Catalytic application of layered double hydroxide-derived catalysts for the conversion of biomass-derived molecules

Abstract

Layered double hydroxides (LDH) consist of positively-charged metal hydroxide layers and negatively-charged anions and water in the interstitial layers. Due to the unique properties of LDH including (i) tunable basicity, (ii) tailorable acidity, (iii) cation-exchange ability of the Brucite-like layer, (iv) anion-exchange ability of the interlayer space, (v) thermal stability, and (vi) large adsorption capacity, LDH-based materials could offer significant breadth for the conversion of biomass, either directly as catalysts or active supports in multifunctional catalysts. This review specially concentrates on the relationship between properties and their performances in the transformation (e.g. oxidation, hydrogenation, dehydration, isomerization, steam reforming and so on) of biomass-derived model molecules.
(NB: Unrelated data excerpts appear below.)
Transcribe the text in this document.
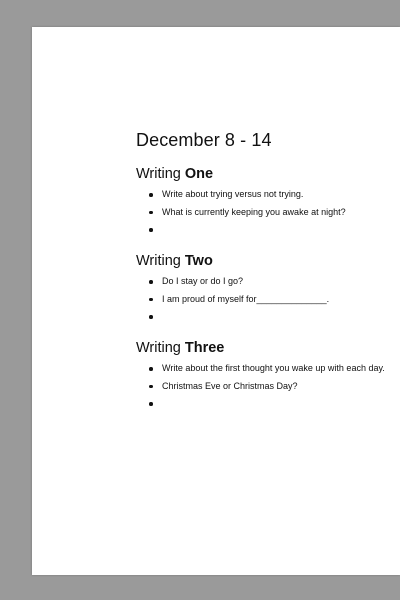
December 8 - 14
Writing One
Write about trying versus not trying.
What is currently keeping you awake at night?
Writing Two
Do I stay or do I go?
I am proud of myself for______________.
Writing Three
Write about the first thought you wake up with each day.
Christmas Eve or Christmas Day?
This review demonstrates that LDH and their derived metal oxides (DMO) can be successfully applied over a broad spectrum for the conversion of biomass with advantages such as improved activity, selectivity, and metal dispersion, less waste production, and an improved recuperation of immobilized catalysts. LDH and their DMO are also excellent materials for designing bifunctional redox-base catalysts or controlling the acid–base properties around a heterogenized metal center.